The earliest were made in 1994-5, and then in bursts around ‘96,97 and a new group, with an interestingly different tone, for an invited exhibition in 2005. I still enjoy making them; or to put it better, still make them occasionally when I enjoy it, for I think my excitement and enjoyment making them is very much part of them.
Seamus Heaney memorably described them as ‘full of allusion’ and I like to think they have, as he said “a lot going on, under the surface..”
My ‘technique’ in collage has pretty much always been to start with a loose but engaging series title, gather lots of material and often (tediously but meditatively) make preliminary cuts because I sort of know what parts I want; and then I play with the fragments to see what suggests itself.

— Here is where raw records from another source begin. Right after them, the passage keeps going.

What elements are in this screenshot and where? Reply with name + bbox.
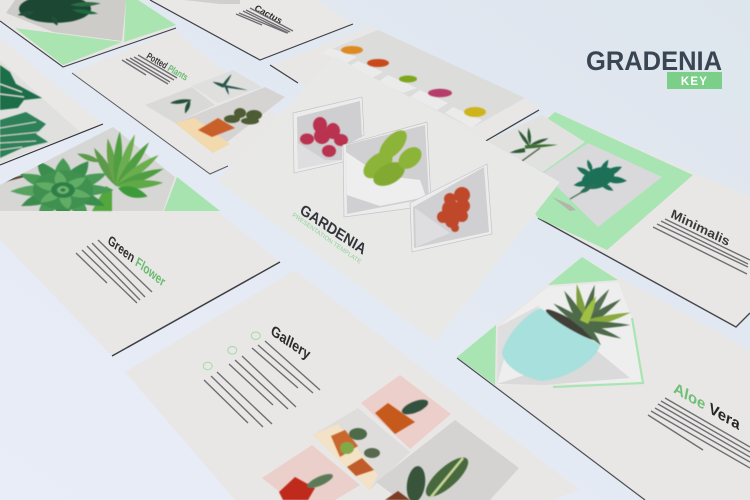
photo: fan leaf plant	[76, 131, 165, 211]
photo: tall cactus	[376, 420, 519, 500]
heading: Minimalis: Minimalis	[669, 207, 732, 249]
title: GARDENIA: GARDENIA	[297, 201, 369, 259]
photo: red pot	[262, 445, 360, 500]
panel: cactus slide	[150, 0, 353, 60]
panel: minimalis slide	[440, 112, 750, 327]
photo frame: red cactus	[410, 164, 492, 252]
photo: cream pots	[313, 408, 410, 490]
photo backdrop	[497, 282, 643, 385]
green triangle top	[548, 257, 618, 285]
photo: orange pot	[175, 87, 285, 153]
panel: potted plants slide	[72, 30, 300, 174]
panel: main cover slide	[217, 56, 560, 342]
plant photo	[17, 0, 101, 27]
photo: leafy plant	[543, 143, 662, 227]
pedestals	[322, 48, 482, 128]
panel: top-left plant slide	[0, 0, 176, 67]
green frame	[500, 112, 693, 250]
heading: Potted Plants: Potted Plants	[145, 51, 189, 84]
heading: Aloe Vera: Aloe Vera	[672, 379, 742, 434]
green shape lower	[15, 28, 122, 65]
logo badge text: KEY	[681, 76, 708, 88]
heading: Green Flower: Green Flower	[106, 232, 168, 290]
coloured cacti	[341, 46, 486, 117]
teal pot	[502, 308, 600, 381]
green shape right	[124, 0, 176, 42]
heading: Cactus: Cactus	[253, 3, 284, 26]
bullet icons	[203, 332, 260, 370]
panel: aloe vera slide	[457, 257, 750, 500]
photo: small plant left	[145, 87, 215, 123]
heading: Gallery: Gallery	[269, 323, 312, 364]
photo: pink cactus	[361, 375, 451, 449]
photo frame: pink cactus	[293, 97, 364, 173]
green triangle	[164, 177, 220, 211]
logo badge	[667, 72, 722, 89]
text lines	[648, 398, 750, 468]
photo: branch	[486, 115, 585, 172]
logo wordmark: GRADENIA	[586, 46, 722, 76]
text lines	[76, 240, 152, 303]
green triangle left	[457, 325, 496, 385]
logo: GRADENIA KEY	[586, 46, 722, 89]
photo frame: green cactus	[343, 122, 431, 217]
text lines	[236, 8, 293, 33]
photo: rosette succulent	[4, 158, 114, 211]
aloe plant	[544, 283, 632, 348]
panel: green flower slide	[0, 127, 280, 356]
subtitle: PRESENTATION TEMPLATE	[291, 212, 362, 266]
text lines	[204, 341, 320, 427]
text lines	[122, 55, 177, 84]
panel: gallery slide	[125, 270, 580, 500]
panel: colour cactus row slide	[270, 27, 541, 142]
photo: small plant right	[192, 70, 262, 103]
monstera leaves	[0, 65, 48, 158]
panel: monstera slide	[0, 38, 103, 165]
text lines	[653, 219, 750, 274]
green outline	[553, 318, 643, 387]
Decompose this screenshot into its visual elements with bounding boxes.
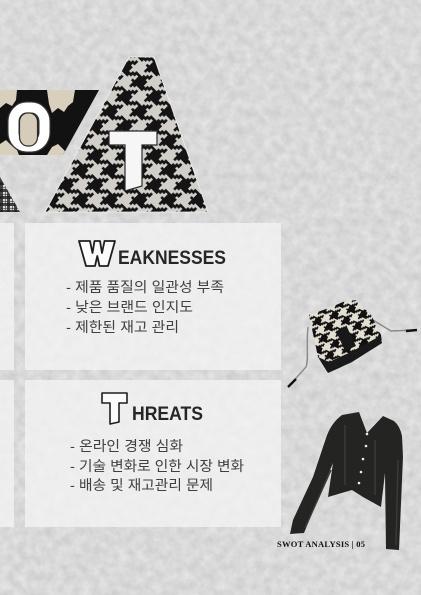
letter T — [109, 131, 157, 191]
letter O — [14, 108, 44, 146]
heading: threats — [102, 393, 203, 425]
list: weaknesses: - 낮은 브랜드 인지도 — [66, 300, 193, 316]
letter tile: houndstooth trapezoid T — [45, 57, 208, 212]
cardigan buttons — [358, 433, 368, 484]
list: weaknesses: - 제한된 재고 관리 — [66, 320, 179, 336]
image: black cardigan — [290, 412, 403, 550]
bag body — [309, 300, 382, 373]
list: weaknesses — [66, 280, 224, 336]
heading: weaknesses: EAKNESSES — [118, 247, 226, 269]
list: weaknesses: - 제품 품질의 일관성 부족 — [66, 280, 224, 296]
list: threats — [70, 439, 244, 494]
panel: threats — [25, 380, 281, 527]
heading: threats: HREATS — [132, 403, 203, 425]
plaid triangle fragment — [0, 177, 20, 212]
bag strap — [289, 320, 417, 386]
letter tile: O on woven band — [0, 90, 99, 155]
list: threats: - 온라인 경쟁 심화 — [70, 439, 183, 455]
panel: left top strip — [0, 223, 14, 370]
bag label — [336, 327, 356, 351]
list: threats: - 기술 변화로 인한 시장 변화 — [70, 459, 244, 475]
footer label: SWOT ANALYSIS | 05 — [277, 539, 365, 549]
panel: left bottom strip — [0, 380, 14, 527]
panel: weaknesses — [25, 223, 281, 370]
heading: weaknesses — [79, 241, 226, 269]
image: houndstooth bucket bag — [288, 300, 417, 387]
bag base — [318, 336, 382, 373]
list: threats: - 배송 및 재고관리 문제 — [70, 478, 213, 494]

This spontaneity is really the only way I can work effectively but it means the work will have an energy and life of its own if it succeeds. Sometimes a collage can be as simple as two pieces as in “The Queen of Heaven Appears at Newgrange” or can grow to six or seven layers; but there’s only so much you can do and I never want to repeat myself. Duchamp said, I’ve read, that he “made work to amuse himself” and, apart from wanting to take over / fix the world, I think I do too. BTW I recently made a few new ones in a new subseries called NORTHERN IRELANTIS.